7) A monolithic resin prototype of the complete dentures was designed following a virtual esthetic preview and approval. This digital design (STL file) was then used to fabricate a physical prototype via 3D printing for clinical evaluation. (
Figure 7). Finally, the color of the dental elements is chosen based on the VITA color scale.
8) Based on the modifications identified and confirmed during the clinical prototype evaluation, the digital design was finalized in the CAD software. The definitive prosthetic bases were fabricated using a high-impact, esthetic denture base resin, 3D-printed using Digital Light Processing (DLP) technology with a specialized 3D printer (SolFlex 170 HD; Voco GmbH, Cuxhaven, Germany) and a compatible photopolymerizing resin (V-Print dentbase; Voco GmbH) according to the manufacturer’s instructions for printing and post-curing. (
Figure 8a) Prefabricated, multi-layered acrylic resin denture teeth (VITA MFT) corresponding to the selected shade and molds were then bonded into the sockets of the 3D-printed denture bases using a dedicated PMMA-based adhesive system (V-Print C&B temp bond; Voco GmbH, or similar) following strict adherence to the manufacturer’s protocol for surface treatment and bonding. (
Figure 8b) The prostheses were then finished, polished, and delivered to the patient.

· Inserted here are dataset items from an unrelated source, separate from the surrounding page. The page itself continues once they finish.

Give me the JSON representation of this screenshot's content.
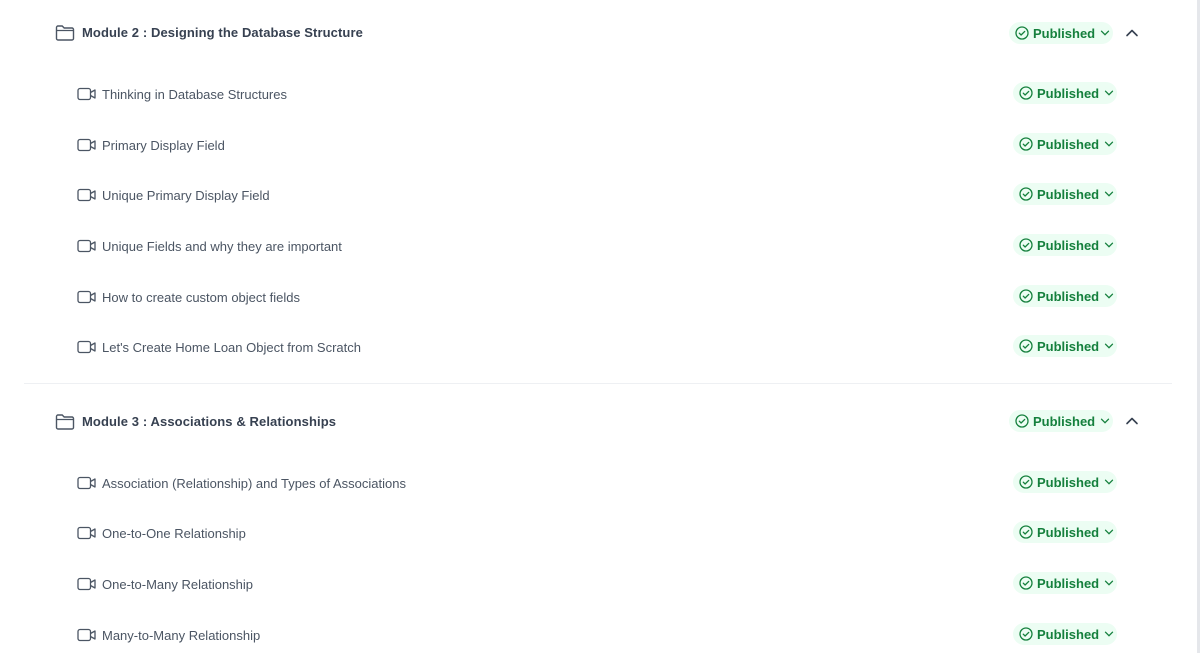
{
  "modules": [
    {
      "title": "Module 2 : Designing the Database Structure",
      "status": "Published",
      "lessons": [
        {
          "title": "Thinking in Database Structures",
          "status": "Published"
        },
        {
          "title": "Primary Display Field",
          "status": "Published"
        },
        {
          "title": "Unique Primary Display Field",
          "status": "Published"
        },
        {
          "title": "Unique Fields and why they are important",
          "status": "Published"
        },
        {
          "title": "How to create custom object fields",
          "status": "Published"
        },
        {
          "title": "Let's Create Home Loan Object from Scratch",
          "status": "Published"
        }
      ]
    },
    {
      "title": "Module 3 : Associations & Relationships",
      "status": "Published",
      "lessons": [
        {
          "title": "Association (Relationship) and Types of Associations",
          "status": "Published"
        },
        {
          "title": "One-to-One Relationship",
          "status": "Published"
        },
        {
          "title": "One-to-Many Relationship",
          "status": "Published"
        },
        {
          "title": "Many-to-Many Relationship",
          "status": "Published"
        }
      ]
    }
  ],
  "icons": {
    "module": "folder-icon",
    "lesson": "video-icon",
    "status": "check-circle-icon",
    "status_dropdown": "chevron-down-icon",
    "collapse": "chevron-up-icon"
  },
  "colors": {
    "published_text": "#15803d",
    "published_bg": "#ecfdf3",
    "text": "#374151",
    "divider": "#eef0f3"
  }
}
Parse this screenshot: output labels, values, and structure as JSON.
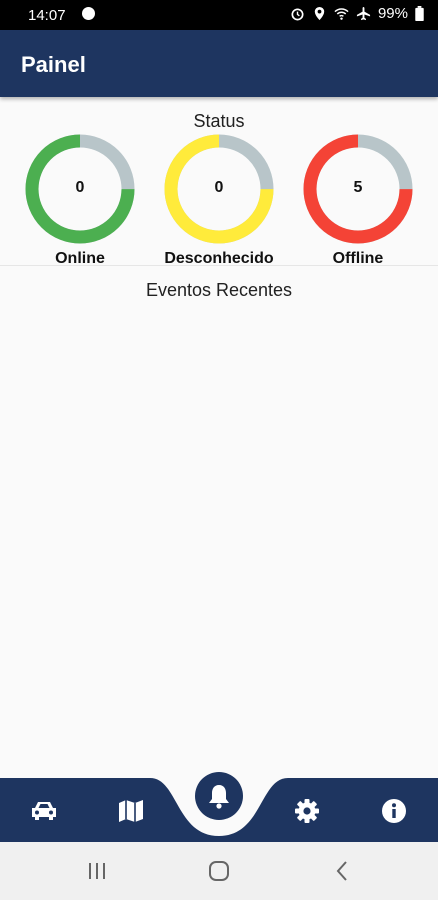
{
  "status_bar": {
    "time": "14:07",
    "battery": "99%"
  },
  "app_bar": {
    "title": "Painel"
  },
  "status_section": {
    "title": "Status",
    "gauges": [
      {
        "value": "0",
        "label": "Online",
        "color": "#4caf50",
        "fraction": 0.75
      },
      {
        "value": "0",
        "label": "Desconhecido",
        "color": "#ffeb3b",
        "fraction": 0.75
      },
      {
        "value": "5",
        "label": "Offline",
        "color": "#f44336",
        "fraction": 0.75
      }
    ],
    "track_color": "#b8c5c9"
  },
  "events_section": {
    "title": "Eventos Recentes"
  },
  "bottom_nav": {
    "items": [
      {
        "icon": "car-icon"
      },
      {
        "icon": "map-icon"
      },
      {
        "icon": "bell-icon"
      },
      {
        "icon": "gear-icon"
      },
      {
        "icon": "info-icon"
      }
    ],
    "color": "#1e3560"
  },
  "system_nav": {
    "items": [
      "recent-apps-icon",
      "home-icon",
      "back-icon"
    ]
  }
}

Follow-Up and Outcome Measures
A follow-up appointment was scheduled approximately two weeks post-delivery to evaluate patient adaptation, comfort, masticatory function, speech, and the health of the supporting oral tissues. Any necessary minor adjustments to the denture borders or occlusion were performed. Subsequent follow-up appointments were arranged as clinically indicated throughout the 6-month initial observation period. (
Figure 9).
In addition, the GOHAI was administered to all participants by a trained interviewer at the initial baseline appointment (T0, before prosthetic rehabilitation) and again 3 months after the delivery and final adjustment of the new complete dentures (T1). The GOHAI is a 12-item self-reported questionnaire designed to evaluate an individual’s perception of their oral health and its impact on their quality of life across five dimensions: oral function (comfort while eating, talking, swallowing), appearance, pain or discomfort, and psychosocial impact (food restriction, self-consciousness, social interaction). Each item is rated on a 5-point Likert scale indicating the frequency of an experience (e.g., never, seldom, sometimes, often, always). For consistent scoring, responses were coded from 1 (representing the most frequent negative experience or least frequent positive experience) to 5 (representing the least frequent negative experience or most frequent positive experience). GOHAI total scores were calculated by summing the scores for all 12 items, yielding a potential range from 12 (poorest perceived oral health) to 60 (best perceived oral health). For descriptive analysis and interpretation, GOHAI total scores were categorized based on established conventions as follows: 12-20 indicative of very poor perceived oral health, 21-30 poor, 31-40 moderate, 41-50 good and 51-60 excellent [
4].
Statistical Analysis
All statistical analyses were performed using IBM SPSS Statistics for Windows, Version 27.0 (IBM Corp., Armonk, N.Y., USA). Descriptive statistics, including mean, standard deviation (SD), median, and interquartile range (IQR), were calculated for each variable. To evaluate the change in GOHAI scores from T0 to T1, the distribution of the difference scores (T1-T0) was first assessed for normality using the Shapiro-Wilk test. As the assumption of normality for the paired differences was violated (Shapiro-Wilk test, p < .05), the Wilcoxon Signed-Rank Test was employed to determine if there was a statistically significant median change in GOHAI scores following prosthetic rehabilitation. All statistical tests were two-tailed, and a p-value of less than .05 was considered statistically significant.